DIANTE DE SI – PARTE 2 DE 3

Como vimos no último Post, Armando foi um universitário militante e combatente. Sempre era aplaudido pelas críticas densas e radicais que fazia contra os grandes veículos de comunicação nos painéis e seminários nos quais era orador. No entanto, cinco meses depois de formado e sem emprego, e, além disso, com a notícia da paternidade não planejada, foi à uma redação de um jornal conservador tentar arrumar o primeiro emprego. Entretanto, a primeira tarefa dele seria escrever justamente sobre um protesto feito pelos ex-colegas de militância reprimido violentamente pelos policiais. Agora, diante do PC, o ideal e o real travam uma dura batalha em sua mente. Ele sua frio. O colega que o acompanhou na apuração o vê há 10 minutos diante da tela com o word aberto e nenhum caractere digitado. “Depois que você começar, o resto fica mais fácil”, aconselhou.
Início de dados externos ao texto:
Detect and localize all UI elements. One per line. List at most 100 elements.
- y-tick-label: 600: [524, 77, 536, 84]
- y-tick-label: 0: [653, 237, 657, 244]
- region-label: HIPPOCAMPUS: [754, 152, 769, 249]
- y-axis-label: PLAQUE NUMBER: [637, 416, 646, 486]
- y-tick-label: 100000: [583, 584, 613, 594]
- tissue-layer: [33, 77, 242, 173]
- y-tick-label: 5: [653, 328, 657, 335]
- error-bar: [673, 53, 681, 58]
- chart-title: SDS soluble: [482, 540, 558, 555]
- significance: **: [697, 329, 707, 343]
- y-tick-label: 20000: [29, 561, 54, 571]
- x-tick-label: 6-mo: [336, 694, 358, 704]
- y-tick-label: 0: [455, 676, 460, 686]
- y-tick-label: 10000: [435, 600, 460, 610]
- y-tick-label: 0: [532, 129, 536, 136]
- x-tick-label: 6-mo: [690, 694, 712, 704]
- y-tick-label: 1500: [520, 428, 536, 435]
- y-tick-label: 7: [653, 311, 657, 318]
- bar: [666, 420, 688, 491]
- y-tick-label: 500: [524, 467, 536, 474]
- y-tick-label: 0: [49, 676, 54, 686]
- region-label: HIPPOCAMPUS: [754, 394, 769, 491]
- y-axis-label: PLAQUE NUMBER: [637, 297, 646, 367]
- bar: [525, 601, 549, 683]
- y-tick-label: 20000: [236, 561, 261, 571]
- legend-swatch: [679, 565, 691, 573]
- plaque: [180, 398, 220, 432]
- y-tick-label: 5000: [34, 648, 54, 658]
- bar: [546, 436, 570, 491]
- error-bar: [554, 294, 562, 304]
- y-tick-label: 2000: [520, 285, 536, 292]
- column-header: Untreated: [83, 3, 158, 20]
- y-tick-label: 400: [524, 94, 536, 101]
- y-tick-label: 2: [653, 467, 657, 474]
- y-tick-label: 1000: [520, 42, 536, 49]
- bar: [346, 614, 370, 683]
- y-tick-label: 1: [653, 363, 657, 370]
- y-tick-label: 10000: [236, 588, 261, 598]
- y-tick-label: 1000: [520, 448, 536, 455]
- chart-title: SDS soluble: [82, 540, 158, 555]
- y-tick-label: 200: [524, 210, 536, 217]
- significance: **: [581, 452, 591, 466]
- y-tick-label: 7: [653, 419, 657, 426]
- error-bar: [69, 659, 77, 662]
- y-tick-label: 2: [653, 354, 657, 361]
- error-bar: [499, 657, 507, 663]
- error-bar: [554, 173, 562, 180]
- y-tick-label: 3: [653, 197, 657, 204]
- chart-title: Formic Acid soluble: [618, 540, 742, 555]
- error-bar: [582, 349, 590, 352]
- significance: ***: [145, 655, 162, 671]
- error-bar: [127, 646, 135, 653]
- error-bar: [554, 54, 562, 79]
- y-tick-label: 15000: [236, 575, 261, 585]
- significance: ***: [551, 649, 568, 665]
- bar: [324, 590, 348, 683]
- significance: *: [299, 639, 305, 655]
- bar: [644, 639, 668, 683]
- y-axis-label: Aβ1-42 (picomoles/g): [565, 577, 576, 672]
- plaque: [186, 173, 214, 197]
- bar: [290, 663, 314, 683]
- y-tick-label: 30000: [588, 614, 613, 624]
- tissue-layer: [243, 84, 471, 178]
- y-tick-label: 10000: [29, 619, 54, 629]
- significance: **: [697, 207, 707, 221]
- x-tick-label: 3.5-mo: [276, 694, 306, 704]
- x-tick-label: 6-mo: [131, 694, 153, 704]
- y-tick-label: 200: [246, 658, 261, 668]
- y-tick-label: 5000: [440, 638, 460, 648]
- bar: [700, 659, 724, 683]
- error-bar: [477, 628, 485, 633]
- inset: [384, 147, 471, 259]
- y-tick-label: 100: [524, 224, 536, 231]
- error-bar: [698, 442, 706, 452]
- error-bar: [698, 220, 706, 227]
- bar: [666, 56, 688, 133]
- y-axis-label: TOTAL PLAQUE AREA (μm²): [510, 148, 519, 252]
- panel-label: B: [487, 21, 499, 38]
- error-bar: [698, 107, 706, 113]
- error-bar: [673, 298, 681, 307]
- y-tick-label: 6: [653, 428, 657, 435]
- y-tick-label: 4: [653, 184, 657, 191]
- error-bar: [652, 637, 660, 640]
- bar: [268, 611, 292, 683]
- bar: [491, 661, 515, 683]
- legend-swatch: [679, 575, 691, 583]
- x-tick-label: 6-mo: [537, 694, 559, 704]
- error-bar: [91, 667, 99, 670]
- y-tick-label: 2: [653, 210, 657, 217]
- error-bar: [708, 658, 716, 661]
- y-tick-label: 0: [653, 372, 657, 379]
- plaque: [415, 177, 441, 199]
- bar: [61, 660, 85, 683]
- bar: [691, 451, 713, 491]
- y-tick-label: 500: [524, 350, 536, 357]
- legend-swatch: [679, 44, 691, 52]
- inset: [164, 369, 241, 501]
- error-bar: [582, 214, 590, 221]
Na verdade, o problema não estava em começar o texto. O problema estava em começar a fazer algo que sempre criticou. Ele sabe. A única forma de conseguir o emprego é escrever meias verdades, pois a linha editorial do jornal claramente repudia atos como o que foi realizado pelo movimento estudantil do qual participou. Após ter uma ideia desesperada mas de repente viável, Armando levanta-se da cadeira e vai até o editor que vai avaliar a matéria escrita por ele. Pergunta se a matéria sairá com sua assinatura. “Não. Em geral colocamos assinatura depois do repórter devidamente contratado”, respondeu. Bingo! Ele escreve a matéria. Fala do ato, fala do congestionamento provocado, fala superficialmente dos argumentos dos estudantes em realizar o protesto e relata o discurso policial hipócrita que afirma ter agido pacificamente. Para não dizer que não falou das flores, ele cita a agressão do policial em uma linha. “Eles devem cortar isso, mas vou colocar mesmo assim”, pensou.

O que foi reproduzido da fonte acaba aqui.